Jenn Granneman desafia mesmo os introvertidos a celebrar a introversão. “Fazem parte dos 50 por cento da população que processa tudo mais profundamente, que pensa de forma criativa, resolve problemas de forma única e não precisam de ninguém para se entreterem. Fazem parte de uma grande família de introvertidos, que inclui personalidades como Bill Gates ou Albert Einstein. O mundo precisa dos pontos fortes que os introvertidos têm para oferecer”.
Falsos mitos
Fernando Lima Magalhães ajuda a desconstruir mitos sobre introvertidos.

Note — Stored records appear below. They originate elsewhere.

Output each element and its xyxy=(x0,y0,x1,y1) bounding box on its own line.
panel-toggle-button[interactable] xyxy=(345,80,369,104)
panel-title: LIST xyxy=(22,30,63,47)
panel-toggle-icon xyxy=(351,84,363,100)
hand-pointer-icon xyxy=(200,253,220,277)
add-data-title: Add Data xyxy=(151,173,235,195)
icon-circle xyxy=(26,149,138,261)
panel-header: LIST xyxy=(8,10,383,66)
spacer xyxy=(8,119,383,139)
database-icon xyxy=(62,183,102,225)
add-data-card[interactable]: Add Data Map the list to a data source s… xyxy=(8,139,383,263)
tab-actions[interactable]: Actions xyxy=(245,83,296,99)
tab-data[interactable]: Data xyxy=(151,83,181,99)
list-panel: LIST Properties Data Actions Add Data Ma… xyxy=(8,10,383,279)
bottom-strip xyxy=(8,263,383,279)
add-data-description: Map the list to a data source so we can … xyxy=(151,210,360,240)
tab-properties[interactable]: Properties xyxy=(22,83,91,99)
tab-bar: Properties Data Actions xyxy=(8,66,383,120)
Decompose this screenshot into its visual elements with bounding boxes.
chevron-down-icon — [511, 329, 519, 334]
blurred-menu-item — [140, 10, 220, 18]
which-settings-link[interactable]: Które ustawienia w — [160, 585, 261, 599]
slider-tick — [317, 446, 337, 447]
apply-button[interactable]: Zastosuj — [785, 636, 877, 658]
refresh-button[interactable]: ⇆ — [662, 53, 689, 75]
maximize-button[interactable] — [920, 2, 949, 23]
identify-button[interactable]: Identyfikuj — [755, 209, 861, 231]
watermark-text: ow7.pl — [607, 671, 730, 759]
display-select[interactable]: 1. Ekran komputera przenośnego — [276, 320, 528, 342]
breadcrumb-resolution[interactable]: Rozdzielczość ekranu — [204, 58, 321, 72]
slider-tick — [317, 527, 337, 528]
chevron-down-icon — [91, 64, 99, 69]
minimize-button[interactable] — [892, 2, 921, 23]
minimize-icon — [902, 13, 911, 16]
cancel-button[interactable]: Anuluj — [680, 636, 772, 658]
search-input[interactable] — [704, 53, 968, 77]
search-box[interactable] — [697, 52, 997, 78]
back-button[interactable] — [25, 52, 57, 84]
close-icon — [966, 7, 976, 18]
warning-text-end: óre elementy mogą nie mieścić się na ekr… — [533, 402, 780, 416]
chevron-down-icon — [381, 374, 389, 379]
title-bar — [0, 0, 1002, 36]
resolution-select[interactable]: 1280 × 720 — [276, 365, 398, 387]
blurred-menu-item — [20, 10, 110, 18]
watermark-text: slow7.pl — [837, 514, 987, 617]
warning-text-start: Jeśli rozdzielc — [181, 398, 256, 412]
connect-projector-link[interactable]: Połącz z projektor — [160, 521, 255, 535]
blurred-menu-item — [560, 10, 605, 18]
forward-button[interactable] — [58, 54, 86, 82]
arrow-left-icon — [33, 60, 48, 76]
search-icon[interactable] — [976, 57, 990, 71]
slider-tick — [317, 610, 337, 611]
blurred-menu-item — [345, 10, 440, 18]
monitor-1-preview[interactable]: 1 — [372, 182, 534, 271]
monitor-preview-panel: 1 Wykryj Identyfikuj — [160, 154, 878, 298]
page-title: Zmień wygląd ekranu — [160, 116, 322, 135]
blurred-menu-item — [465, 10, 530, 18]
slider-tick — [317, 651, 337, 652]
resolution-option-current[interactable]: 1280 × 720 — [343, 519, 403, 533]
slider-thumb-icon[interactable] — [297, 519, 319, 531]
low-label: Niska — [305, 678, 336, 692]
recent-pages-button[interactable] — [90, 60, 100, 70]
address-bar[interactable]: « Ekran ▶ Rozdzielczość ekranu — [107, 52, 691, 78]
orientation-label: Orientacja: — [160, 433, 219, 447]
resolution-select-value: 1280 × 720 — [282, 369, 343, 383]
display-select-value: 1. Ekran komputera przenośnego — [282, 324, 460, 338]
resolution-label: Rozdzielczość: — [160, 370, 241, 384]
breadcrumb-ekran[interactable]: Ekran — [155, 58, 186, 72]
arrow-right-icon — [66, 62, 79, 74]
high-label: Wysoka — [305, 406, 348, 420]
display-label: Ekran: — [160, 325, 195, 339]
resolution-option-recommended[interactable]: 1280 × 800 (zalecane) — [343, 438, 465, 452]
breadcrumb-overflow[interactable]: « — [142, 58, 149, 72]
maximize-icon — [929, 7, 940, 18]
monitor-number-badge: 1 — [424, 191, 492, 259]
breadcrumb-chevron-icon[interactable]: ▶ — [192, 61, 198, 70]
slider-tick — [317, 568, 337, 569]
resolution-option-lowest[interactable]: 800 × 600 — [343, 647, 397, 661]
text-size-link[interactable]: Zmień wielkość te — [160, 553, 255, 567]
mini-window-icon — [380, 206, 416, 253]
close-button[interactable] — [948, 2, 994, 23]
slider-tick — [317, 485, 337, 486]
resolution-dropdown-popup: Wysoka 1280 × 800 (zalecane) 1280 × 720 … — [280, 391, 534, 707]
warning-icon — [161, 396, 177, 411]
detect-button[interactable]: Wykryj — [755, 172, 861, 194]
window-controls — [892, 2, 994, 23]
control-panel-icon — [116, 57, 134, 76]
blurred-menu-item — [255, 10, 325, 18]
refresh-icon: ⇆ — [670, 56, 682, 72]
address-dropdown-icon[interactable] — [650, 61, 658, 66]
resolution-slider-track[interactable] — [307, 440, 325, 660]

*Os introvertidos são antissociais – Falso
“Os introvertidos não estão contra as pessoas e não existe qualquer transtorno na introversão. A sua tendência para atividades a sós é vista erradamente como antissocial, mas estão disponíveis para as pessoas quando necessário.”
*Os introvertidos são antipáticos e mal-educados – Falso
“Podem não ser tão expressivos ou exteriorizar tanto as emoções como um extrovertido, sem ser ‘antipáticos’, mas vão comunicar o necessário.”
*Os introvertidos invejam os extrovertidos porque querem ser como eles – Falso
“A introversão é um estado natural, espontâneo e é a maneira de ser automática, portanto não há necessidade de serem outra coisa.”
*Os introvertidos estão sempre tristes – Falso
“Não existe relação entre o estado de humor com a extroversão. O introvertido poderá ter mais prazer com atividades que faz sozinho, e isto não ser tão visível porque é algo mais interior. O extrovertido poderá expressar a sua satisfação com mais pessoas, em voz alta.”